Because Stride can use different graphics APIs depending on the platform and configuration, a crash specific to one API is a graphics-backend issue for that API, perhaps a shader or rendering feature that behaves differently across DirectX, Vulkan, and OpenGL. Capturing the graphics API alongside the GPU and driver lets you see when a crash is graphics-related and which API and hardware it affects, distinguishing a graphics-backend crash from a logic exception. This graphics context is what makes the graphics crashes of a Stride game, which the readable C# exceptions alone do not fully explain, diagnosable.

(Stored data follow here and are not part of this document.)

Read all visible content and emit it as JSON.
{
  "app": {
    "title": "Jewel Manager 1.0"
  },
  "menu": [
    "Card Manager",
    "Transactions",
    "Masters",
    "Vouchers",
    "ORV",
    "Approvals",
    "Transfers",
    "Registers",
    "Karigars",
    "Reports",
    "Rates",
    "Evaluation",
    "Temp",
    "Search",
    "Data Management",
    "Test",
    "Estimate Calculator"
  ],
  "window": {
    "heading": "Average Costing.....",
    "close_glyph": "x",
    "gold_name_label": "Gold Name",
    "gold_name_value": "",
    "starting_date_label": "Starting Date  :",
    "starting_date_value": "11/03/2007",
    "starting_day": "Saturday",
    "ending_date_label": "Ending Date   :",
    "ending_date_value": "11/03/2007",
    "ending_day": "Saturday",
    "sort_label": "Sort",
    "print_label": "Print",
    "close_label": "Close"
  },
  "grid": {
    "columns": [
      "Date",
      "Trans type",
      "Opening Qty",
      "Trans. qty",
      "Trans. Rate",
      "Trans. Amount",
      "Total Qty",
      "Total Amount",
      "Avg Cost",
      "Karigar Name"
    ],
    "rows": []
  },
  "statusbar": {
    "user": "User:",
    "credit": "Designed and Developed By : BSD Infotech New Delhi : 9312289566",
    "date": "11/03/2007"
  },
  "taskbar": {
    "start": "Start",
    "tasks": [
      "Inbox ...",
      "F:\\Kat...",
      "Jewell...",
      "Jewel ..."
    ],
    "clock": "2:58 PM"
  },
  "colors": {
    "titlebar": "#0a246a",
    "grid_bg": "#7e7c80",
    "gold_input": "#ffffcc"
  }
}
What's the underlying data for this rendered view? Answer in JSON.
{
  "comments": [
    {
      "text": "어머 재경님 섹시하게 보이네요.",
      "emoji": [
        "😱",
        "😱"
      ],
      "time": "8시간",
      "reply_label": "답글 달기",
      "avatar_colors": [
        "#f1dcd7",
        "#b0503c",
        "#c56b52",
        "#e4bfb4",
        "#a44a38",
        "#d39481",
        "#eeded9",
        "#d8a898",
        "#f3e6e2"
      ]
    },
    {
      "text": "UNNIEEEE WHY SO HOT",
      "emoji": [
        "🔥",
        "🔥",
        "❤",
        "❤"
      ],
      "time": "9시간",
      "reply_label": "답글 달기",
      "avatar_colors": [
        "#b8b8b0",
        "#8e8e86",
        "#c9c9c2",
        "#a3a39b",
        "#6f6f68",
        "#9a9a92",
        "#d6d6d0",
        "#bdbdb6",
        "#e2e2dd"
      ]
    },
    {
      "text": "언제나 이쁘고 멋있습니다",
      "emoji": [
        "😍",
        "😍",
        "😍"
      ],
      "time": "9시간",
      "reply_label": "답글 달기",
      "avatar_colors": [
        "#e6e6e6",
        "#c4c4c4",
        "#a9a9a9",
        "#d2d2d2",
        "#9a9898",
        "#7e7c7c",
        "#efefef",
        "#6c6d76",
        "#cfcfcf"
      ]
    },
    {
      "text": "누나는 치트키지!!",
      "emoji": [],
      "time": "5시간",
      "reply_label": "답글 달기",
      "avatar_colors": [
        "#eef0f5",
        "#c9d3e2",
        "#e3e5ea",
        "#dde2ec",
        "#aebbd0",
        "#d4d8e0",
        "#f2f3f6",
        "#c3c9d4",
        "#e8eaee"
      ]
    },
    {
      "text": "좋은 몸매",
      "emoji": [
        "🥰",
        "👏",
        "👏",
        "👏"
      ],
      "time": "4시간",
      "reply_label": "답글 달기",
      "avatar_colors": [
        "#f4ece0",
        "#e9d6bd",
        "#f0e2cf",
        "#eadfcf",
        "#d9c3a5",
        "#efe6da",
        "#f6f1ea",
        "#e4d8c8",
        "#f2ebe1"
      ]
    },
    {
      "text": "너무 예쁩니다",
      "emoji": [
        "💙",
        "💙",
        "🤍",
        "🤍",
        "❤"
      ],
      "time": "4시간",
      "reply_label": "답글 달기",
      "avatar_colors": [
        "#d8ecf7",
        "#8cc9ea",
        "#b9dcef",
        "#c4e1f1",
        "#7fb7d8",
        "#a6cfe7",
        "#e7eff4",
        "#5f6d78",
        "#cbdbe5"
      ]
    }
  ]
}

Capture the platform context

Stride games run across platforms, and crashes can be platform-specific, so capture the platform and OS with every crash. A crash that appears only on one platform points at a platform-specific issue, perhaps in how the .NET runtime, the engine, or the graphics backend behaves there, and the platform context is what lets you see it.

Capture the build configuration too, debug versus release, since .NET release builds optimize and behave differently from debug builds, and a release-only crash points at an optimization-related issue. The platform and build context, layered on the graphics context, gives you the full environment for a Stride crash: the platform it ran on, the graphics API and GPU, and the build configuration. Together with the readable C# exception, this context lets you interpret a Stride crash fully, distinguishing a logic bug from a graphics, platform, or configuration-specific issue.

Setting it up with Bugnet

Bugnet captures Stride crashes by hooking the .NET exception handling, recording the full exception chain and stack trace, and you attach the graphics API, GPU, platform, and build configuration as custom fields. Reports flow into one dashboard where you can see your Stride game crashes with the context that distinguishes logic, graphics, and platform issues.

Add custom fields for your game state and group identical exceptions into occurrence counts. Because Stride combines readable .NET exceptions with a multi-API graphics backend, the captured graphics-and-platform context is especially valuable: it lets you see whether a crash is an ordinary C# logic bug, a graphics-backend issue specific to an API or GPU, or a platform-specific problem, which determines how you fix it. The readable stack traces plus the graphics and platform context make Stride crashes highly diagnosable from the dashboard.

Test across graphics configurations

Because Stride graphics crashes cluster by API and GPU, test across the graphics configurations your players will use, the different APIs Stride may select and a range of GPUs, since a shader or rendering feature that works on one API or GPU can fail on another. Testing across graphics configurations catches the API-specific and hardware-specific graphics crashes that a single test setup would miss.

Pair that testing with your captured crash data, which surfaces the graphics and platform crashes across the full range of APIs, GPUs, and platforms your players run, which you cannot all test. Your testing exercises the main graphics configurations, and the captured data reveals the hardware-specific issues across the diversity of player setups. Together they let you ship a Stride game that holds up across the graphics backends and hardware it runs on, with the graphics-specific crashes, where the modern multi-API backend most often introduces failures, kept under control.

Stride is C# with a modern multi-API graphics backend. Capture the readable exceptions and the graphics API and GPU.